46. (tie) "Homicide: Life on the Street;" "St. Elsewhere"
48. "Homeland"
49. "Buffy the Vampire Slayer"
50. (tie) "The Colbert Report;" "The Good Wife;" "The Office" (UK)
念のために100位までの名前を下に示す
http://www.wga.org/content/default.aspx?id=4925
これを見ているとアメリカの作家たちの好みがやはり名のあるシリーズに固まっている事は当然のこととして昔のシリーズの名前が間に挟まっているのが面白く、それぞれ見た頃のことも思い出し懐かしくも納得する気持ちにもなる。 1.は意外な気もするし当然のような気もするのだがなぜこのシリーズかというところにアメリカ映画の伝統であるギャング、マフィア、の数々の過去の映像を経験した果てに、特にコッポラが70年代から20年弱描いてきた映画のシリーズから10年経ってミラニアムに突入したころで重厚でドラマチックさを廃したこのマフィア・ドラマには誰もが魅了されたのであるから現在でもこのジャンルの系譜を辿る者にはこれを観たらこの後このジャンルで本作を凌ぐものを作るとなるとそれはなかなか簡単ではないだろう。 ライターにとってこのシリーズには様々な人間模様のアヤがさまざまに今までのマフィアの既成概念を壊したり後付したりするのに貢献するのだがその人間関係が驚くほど我々の普段の生活の襞を絡ませて悲喜劇こもごもに構成されているところにライターをうならせるものがあったのだろうと推測する。 それにその記憶がいまでも新しいことも関係しているのだろう。
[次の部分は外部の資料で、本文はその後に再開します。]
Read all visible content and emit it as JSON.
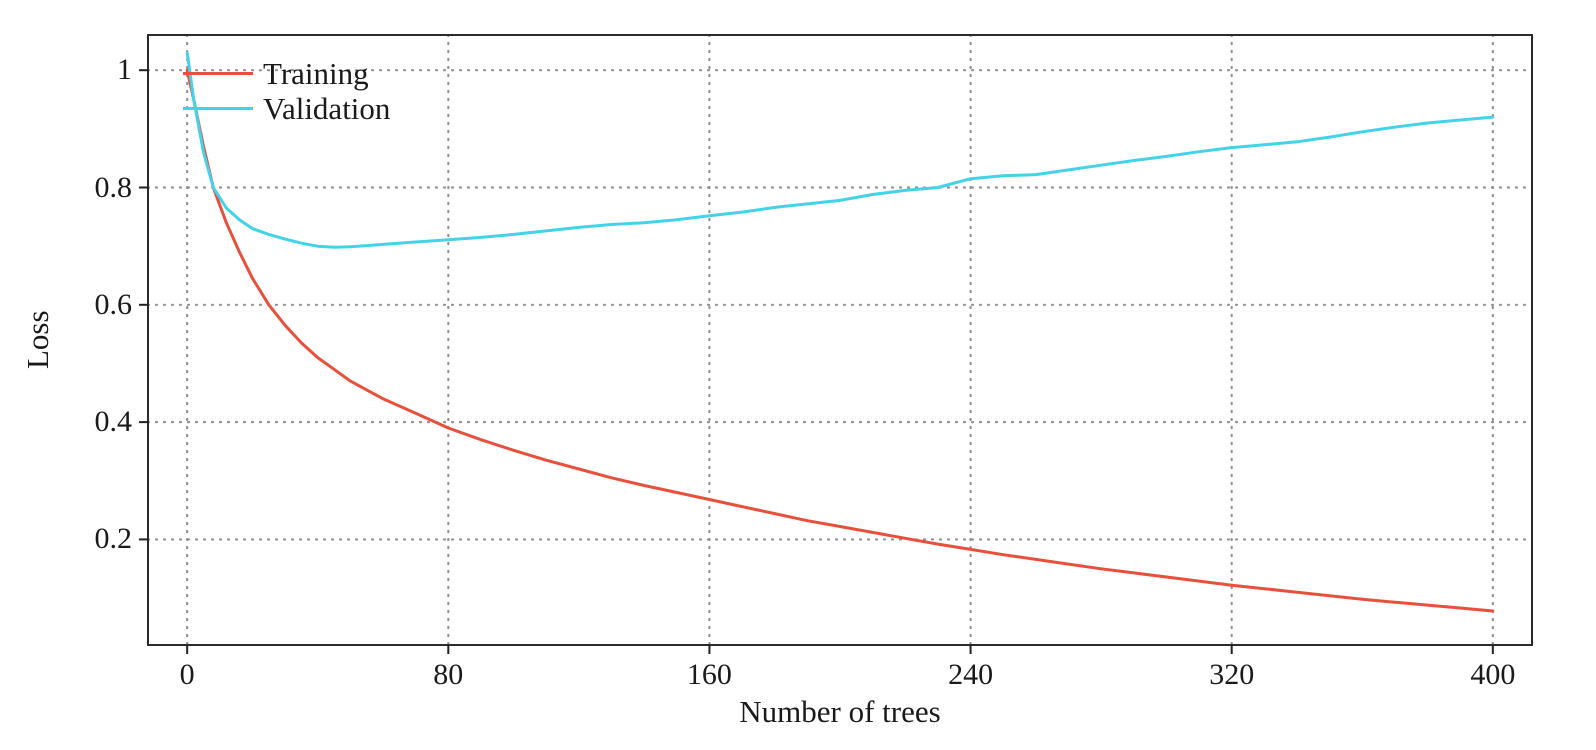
{
  "chart_data": {
    "type": "line",
    "title": "",
    "xlabel": "Number of trees",
    "ylabel": "Loss",
    "xlim": [
      -12,
      412
    ],
    "ylim": [
      0.02,
      1.06
    ],
    "grid": true,
    "legend_position": "top-left-inside",
    "x_ticks": {
      "values": [
        0,
        80,
        160,
        240,
        320,
        400
      ],
      "labels": [
        "0",
        "80",
        "160",
        "240",
        "320",
        "400"
      ]
    },
    "y_ticks": {
      "values": [
        0.2,
        0.4,
        0.6,
        0.8,
        1.0
      ],
      "labels": [
        "0.2",
        "0.4",
        "0.6",
        "0.8",
        "1"
      ]
    },
    "x": [
      0,
      2,
      5,
      8,
      12,
      16,
      20,
      25,
      30,
      35,
      40,
      45,
      50,
      55,
      60,
      70,
      80,
      90,
      100,
      110,
      120,
      130,
      140,
      150,
      160,
      170,
      180,
      190,
      200,
      210,
      220,
      230,
      240,
      250,
      260,
      270,
      280,
      290,
      300,
      310,
      320,
      330,
      340,
      350,
      360,
      370,
      380,
      390,
      400
    ],
    "series": [
      {
        "name": "Training",
        "color": "#e8503c",
        "values": [
          1.0,
          0.95,
          0.87,
          0.8,
          0.74,
          0.69,
          0.645,
          0.6,
          0.565,
          0.535,
          0.51,
          0.49,
          0.47,
          0.455,
          0.44,
          0.415,
          0.39,
          0.37,
          0.352,
          0.335,
          0.32,
          0.305,
          0.292,
          0.28,
          0.268,
          0.256,
          0.244,
          0.232,
          0.222,
          0.212,
          0.202,
          0.192,
          0.183,
          0.174,
          0.166,
          0.158,
          0.15,
          0.143,
          0.136,
          0.129,
          0.122,
          0.116,
          0.11,
          0.104,
          0.098,
          0.093,
          0.088,
          0.083,
          0.078
        ]
      },
      {
        "name": "Validation",
        "color": "#43d3e8",
        "values": [
          1.03,
          0.95,
          0.86,
          0.8,
          0.765,
          0.745,
          0.73,
          0.72,
          0.712,
          0.705,
          0.7,
          0.698,
          0.699,
          0.701,
          0.703,
          0.707,
          0.711,
          0.715,
          0.72,
          0.726,
          0.732,
          0.737,
          0.74,
          0.745,
          0.752,
          0.758,
          0.766,
          0.772,
          0.778,
          0.788,
          0.795,
          0.8,
          0.815,
          0.82,
          0.822,
          0.83,
          0.838,
          0.846,
          0.853,
          0.861,
          0.868,
          0.873,
          0.878,
          0.886,
          0.895,
          0.903,
          0.91,
          0.915,
          0.92
        ]
      }
    ]
  }
}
3.を別としてこのランクにはコメディーというかシットコムが多いのに気付く。 この40年ほどでテレビをザップしていてよく見たものばかりだ。1,4,5,7,8で昔の4が入っているのに驚く。 人種差別的で女性の敵、頑固親父の皮を被りそれでも周りにやり込められやせ我慢をしたりするところが人気だったような気がするけれど今となってはこの中のカミサンの扱いにフェミニスト達が目くじらを立てたし今でも問題にするところがあるのではないか。 こういうシリーズがここに来るというのはこのギルドには圧倒的に男が多い事とその思想性が現れているようで興味深くうけとった。
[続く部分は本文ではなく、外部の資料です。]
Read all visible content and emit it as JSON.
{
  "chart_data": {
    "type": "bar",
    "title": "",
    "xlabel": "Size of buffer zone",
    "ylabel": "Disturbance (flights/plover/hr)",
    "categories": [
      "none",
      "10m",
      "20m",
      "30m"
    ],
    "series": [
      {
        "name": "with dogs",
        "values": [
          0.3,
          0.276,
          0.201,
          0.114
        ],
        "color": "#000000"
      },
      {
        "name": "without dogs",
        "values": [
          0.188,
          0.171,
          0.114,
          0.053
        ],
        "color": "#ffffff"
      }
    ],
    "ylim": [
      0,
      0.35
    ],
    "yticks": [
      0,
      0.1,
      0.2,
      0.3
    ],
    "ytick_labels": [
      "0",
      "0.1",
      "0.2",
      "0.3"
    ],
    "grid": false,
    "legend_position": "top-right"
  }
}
8,15,19、23などは80年代の中ごろによく観た記憶があるけれどそれが50位以下になるとそういうものがどっさり入っていて久しぶりにみる題名にその当時の空気に触れたような気がしてその懐かしさにホッとする。シットコムでは78であったり96の「ソープ」であったりする。 とくに警察ものでは15が面白かった。 今沢山ある警察ものでチームワークやそのなかでのそれぞれの関係、キャラクターが次々に忙しく交差するところが現代の数ある警察関係ジャンルのプロトタイプとしてみると当時その出来のよさに関心もするのだ。
3が意外だった。 やはりUFOなり不思議ものを追っていく26,27に繋がるのだろうが3があったからスピルバーグの「未知との遭遇」が出たのではないかとも忖度する。
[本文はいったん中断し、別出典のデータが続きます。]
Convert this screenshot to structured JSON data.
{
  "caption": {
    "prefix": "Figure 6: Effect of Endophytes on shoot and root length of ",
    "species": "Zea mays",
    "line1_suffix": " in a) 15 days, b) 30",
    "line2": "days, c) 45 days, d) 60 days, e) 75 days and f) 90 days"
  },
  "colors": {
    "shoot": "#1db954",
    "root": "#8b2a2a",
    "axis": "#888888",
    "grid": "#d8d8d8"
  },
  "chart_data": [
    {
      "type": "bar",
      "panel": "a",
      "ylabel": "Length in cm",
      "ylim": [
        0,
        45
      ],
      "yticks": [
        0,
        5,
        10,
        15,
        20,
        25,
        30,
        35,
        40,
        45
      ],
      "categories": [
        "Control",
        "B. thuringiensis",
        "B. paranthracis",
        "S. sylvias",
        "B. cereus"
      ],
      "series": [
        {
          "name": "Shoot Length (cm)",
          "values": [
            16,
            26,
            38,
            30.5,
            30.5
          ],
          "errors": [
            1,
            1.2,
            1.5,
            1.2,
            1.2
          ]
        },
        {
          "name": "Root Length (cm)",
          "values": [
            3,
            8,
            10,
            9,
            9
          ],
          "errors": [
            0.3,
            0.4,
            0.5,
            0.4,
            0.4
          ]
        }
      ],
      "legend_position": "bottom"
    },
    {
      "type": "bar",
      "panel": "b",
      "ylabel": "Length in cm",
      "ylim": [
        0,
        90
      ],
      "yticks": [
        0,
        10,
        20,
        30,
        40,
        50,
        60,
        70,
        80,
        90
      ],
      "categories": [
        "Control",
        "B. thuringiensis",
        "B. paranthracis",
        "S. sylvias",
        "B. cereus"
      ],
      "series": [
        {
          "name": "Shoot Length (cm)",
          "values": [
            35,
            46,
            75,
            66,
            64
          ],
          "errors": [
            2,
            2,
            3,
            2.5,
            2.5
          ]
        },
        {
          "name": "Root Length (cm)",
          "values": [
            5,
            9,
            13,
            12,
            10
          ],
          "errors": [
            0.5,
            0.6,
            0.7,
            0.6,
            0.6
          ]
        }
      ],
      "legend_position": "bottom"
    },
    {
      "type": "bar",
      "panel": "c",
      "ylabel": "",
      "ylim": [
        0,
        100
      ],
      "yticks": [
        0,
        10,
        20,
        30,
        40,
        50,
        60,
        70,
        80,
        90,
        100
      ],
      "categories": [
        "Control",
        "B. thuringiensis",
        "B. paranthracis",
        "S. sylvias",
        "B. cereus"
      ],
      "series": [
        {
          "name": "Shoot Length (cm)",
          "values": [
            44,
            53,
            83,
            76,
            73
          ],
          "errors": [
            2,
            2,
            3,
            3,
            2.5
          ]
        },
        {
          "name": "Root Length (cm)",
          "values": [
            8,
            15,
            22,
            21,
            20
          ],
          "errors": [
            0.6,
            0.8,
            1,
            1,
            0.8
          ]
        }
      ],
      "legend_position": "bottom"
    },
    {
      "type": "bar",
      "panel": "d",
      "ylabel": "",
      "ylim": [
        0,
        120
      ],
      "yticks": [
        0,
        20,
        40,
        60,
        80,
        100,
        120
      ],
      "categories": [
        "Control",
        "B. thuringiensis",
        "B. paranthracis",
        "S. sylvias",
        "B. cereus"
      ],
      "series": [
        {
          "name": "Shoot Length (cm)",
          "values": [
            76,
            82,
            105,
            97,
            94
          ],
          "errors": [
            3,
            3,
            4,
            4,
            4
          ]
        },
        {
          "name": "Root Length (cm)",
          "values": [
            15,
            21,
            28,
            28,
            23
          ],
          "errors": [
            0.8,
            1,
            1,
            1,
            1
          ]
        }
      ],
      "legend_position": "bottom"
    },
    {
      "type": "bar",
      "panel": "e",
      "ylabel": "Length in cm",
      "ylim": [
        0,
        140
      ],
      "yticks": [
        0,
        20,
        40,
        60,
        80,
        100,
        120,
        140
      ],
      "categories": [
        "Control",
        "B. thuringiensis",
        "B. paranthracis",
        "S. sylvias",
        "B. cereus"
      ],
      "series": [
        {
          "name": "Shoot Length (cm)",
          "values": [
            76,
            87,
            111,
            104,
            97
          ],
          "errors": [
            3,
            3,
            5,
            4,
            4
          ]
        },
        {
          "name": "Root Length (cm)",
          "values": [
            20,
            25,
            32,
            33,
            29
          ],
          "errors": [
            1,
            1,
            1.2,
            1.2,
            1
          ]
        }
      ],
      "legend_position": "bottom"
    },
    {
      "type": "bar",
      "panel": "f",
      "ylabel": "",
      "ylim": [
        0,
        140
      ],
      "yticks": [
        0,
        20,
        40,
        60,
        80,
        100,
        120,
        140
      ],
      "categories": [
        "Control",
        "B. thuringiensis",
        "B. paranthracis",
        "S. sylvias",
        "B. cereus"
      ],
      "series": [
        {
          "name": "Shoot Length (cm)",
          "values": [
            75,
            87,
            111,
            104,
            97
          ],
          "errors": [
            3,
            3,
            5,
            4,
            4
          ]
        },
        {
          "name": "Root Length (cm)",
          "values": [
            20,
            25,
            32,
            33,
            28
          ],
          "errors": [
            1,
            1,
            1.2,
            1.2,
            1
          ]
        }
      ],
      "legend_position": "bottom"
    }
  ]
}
日本を離れてからもう33年経つ。 海外でも配信される日本のケーブルテレビはとっていない。 だから日本の作家の連盟が、もしそういうものがあるとして同様のアンケートをとるとどうなるのか興味があるけれど、もしそれが発表されても殆んど知らないものばかりで埋まっているに違いない。 こどもの頃は「てなもんや三度傘」や「番頭はんど丁稚どん」などの大阪のコメディー、「シャボン玉ホリーデー」などのバラエティーで育ったし「三匹の侍」や「月光仮面」の真似をして遊んだ覚えがあるけれどコメディー、バラエティーは別にしてちゃんとした大人がみるような番組はしらない。